Viering van de heropende lijn tussen Lubumbashi en Kindu in 2006, ondertussen terug onwerkbaar (WikiMedia Commons)

Wereldbank slaagt niet in herstel spoor Congo

De Wereldbank heeft in 2010 een subsidiedossier van 189 miljoen euro goedgekeurd om de Congolese spoorwegmaatschappij terug op het goede spoor te zetten en de treininfrastructuur te verbeteren. Uit de laatste gegevens en getuigenissen blijkt dat er bitter weinig is veranderd aan de situatie.

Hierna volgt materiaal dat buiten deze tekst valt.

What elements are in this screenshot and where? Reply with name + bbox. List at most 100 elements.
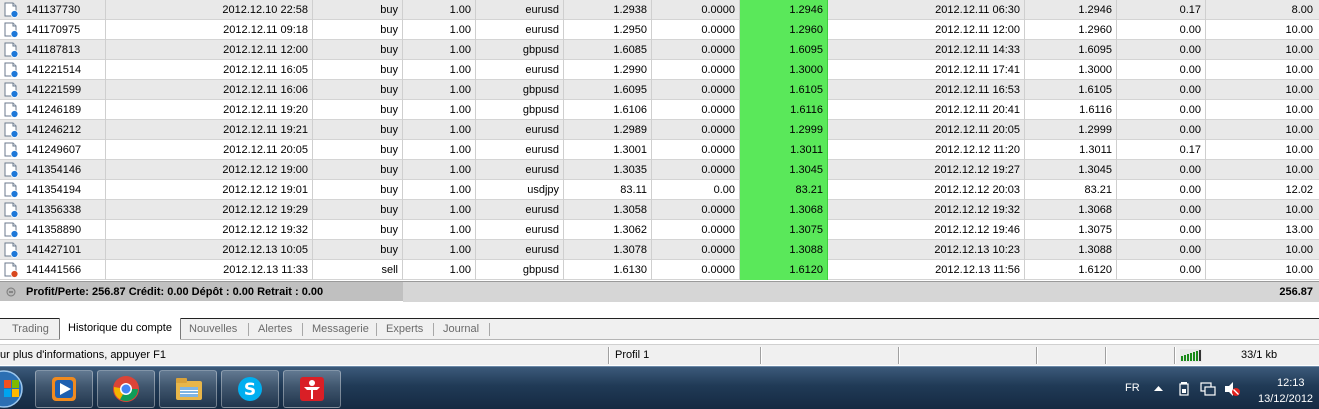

maandag 5 januari 2015 15:30
Spread the love

Een
rampzalig overzicht

  • Kindo,
    29 november 2005: zestig passagiers die op het dak van een trein
    hebben plaatsgenomen, vallen van de wagons bij de doortocht door een
    tunnel
  • Benaleka,
    1 augustus 2007: een defect aan het remsysteem van de locomotief doet
    acht treinstellen ontsporen; er vallen honderd doden en 128 gewonden
  • Katongola,
    22 april 2014: honderden mensen reizen illegaal mee op een
    goederentrein; wanneer de trein te snel van een helling rijdt en
    ontspoort, vallen er 48 doden en 160 gewonden.

Dit
is maar een kleine greep uit de ongevallenstatistieken van de
Congolese spoorwegen van de laatste tien jaar. Deze cijfers, die
regelmatig terugkomen in de talrijke onderzoeksrapporten,
projectdocumenten en subsidiedossiers, laten
niets aan onduidelijkheid te wensen over.

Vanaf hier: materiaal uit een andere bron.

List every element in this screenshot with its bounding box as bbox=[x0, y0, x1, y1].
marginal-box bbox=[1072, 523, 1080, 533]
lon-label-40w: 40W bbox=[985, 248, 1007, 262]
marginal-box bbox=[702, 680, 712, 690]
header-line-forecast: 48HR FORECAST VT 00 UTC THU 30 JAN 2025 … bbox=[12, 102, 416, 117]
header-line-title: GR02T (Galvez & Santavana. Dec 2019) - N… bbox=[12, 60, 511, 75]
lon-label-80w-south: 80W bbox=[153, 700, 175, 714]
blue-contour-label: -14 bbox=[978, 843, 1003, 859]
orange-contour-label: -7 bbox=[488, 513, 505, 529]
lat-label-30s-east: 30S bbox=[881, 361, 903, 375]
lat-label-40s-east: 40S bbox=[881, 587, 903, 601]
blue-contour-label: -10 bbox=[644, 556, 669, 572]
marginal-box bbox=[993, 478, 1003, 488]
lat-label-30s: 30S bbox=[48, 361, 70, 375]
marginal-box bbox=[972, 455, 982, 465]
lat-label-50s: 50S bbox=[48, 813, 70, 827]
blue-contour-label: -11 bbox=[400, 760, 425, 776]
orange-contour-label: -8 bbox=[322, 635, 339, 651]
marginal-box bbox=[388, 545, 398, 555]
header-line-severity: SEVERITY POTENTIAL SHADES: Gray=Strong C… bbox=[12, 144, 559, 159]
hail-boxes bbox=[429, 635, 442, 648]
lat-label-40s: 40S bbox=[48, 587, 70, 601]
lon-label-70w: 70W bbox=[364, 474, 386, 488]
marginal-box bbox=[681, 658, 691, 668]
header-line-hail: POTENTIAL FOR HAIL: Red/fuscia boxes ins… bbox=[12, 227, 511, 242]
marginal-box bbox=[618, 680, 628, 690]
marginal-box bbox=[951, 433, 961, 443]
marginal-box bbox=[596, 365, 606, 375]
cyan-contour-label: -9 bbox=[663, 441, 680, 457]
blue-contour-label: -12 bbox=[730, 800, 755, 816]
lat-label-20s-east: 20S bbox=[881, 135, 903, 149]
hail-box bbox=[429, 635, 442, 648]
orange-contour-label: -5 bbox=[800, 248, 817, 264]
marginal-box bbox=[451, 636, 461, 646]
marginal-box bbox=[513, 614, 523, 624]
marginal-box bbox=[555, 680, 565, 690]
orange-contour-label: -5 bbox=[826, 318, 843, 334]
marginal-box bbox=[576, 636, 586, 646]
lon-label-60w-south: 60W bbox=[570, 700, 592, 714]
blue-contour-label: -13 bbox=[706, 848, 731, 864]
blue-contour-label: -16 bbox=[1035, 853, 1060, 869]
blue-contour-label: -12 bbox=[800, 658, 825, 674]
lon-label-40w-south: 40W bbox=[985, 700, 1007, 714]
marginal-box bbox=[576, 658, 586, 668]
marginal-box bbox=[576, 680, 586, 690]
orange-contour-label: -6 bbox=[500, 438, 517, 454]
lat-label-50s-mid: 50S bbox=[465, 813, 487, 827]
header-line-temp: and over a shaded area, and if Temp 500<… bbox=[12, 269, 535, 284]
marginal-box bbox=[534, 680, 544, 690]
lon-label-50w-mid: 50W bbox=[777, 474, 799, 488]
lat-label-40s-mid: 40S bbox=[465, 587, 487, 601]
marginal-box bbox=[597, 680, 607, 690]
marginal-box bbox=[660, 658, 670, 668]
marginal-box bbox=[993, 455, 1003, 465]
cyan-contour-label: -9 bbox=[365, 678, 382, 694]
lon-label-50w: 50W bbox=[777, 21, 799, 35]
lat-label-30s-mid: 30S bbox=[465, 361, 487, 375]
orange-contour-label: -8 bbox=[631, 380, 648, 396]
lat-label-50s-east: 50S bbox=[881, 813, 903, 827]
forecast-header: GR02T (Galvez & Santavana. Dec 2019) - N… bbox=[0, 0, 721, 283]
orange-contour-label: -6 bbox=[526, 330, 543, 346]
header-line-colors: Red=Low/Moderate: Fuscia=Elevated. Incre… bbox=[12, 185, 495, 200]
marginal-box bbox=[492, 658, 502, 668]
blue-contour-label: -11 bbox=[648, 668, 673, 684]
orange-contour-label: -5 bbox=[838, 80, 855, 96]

De Amerikaanse economisten
Vivien Foster en Daniel Alberto Benitez verwoordden de toestand van
het netwerk in het onderzoeksrapport The Democratic Republic of Congo’s Infrastructure – A Continental Perspective uit 2011 als volgt: “Het
spoorwegnetwerk van het land is in vervallen staat”.

Vervallen infrastructuur en treinen

Volgens
deze studie bestaat het Congolese
spoorwegnetwerk grotendeels uit twee grote netwerken. Een spoorlijn van
366 kilometer verbindt de hoofdstad Kinshasa met de westelijke havenstad Matadi. Deze enkelsporige lijn wordt uitgebaat
door het Congolese havenbedrijf Société Commerciale des Transports
et Ports
(SCPT), het vroegere overheidsbedrijf ONATRA.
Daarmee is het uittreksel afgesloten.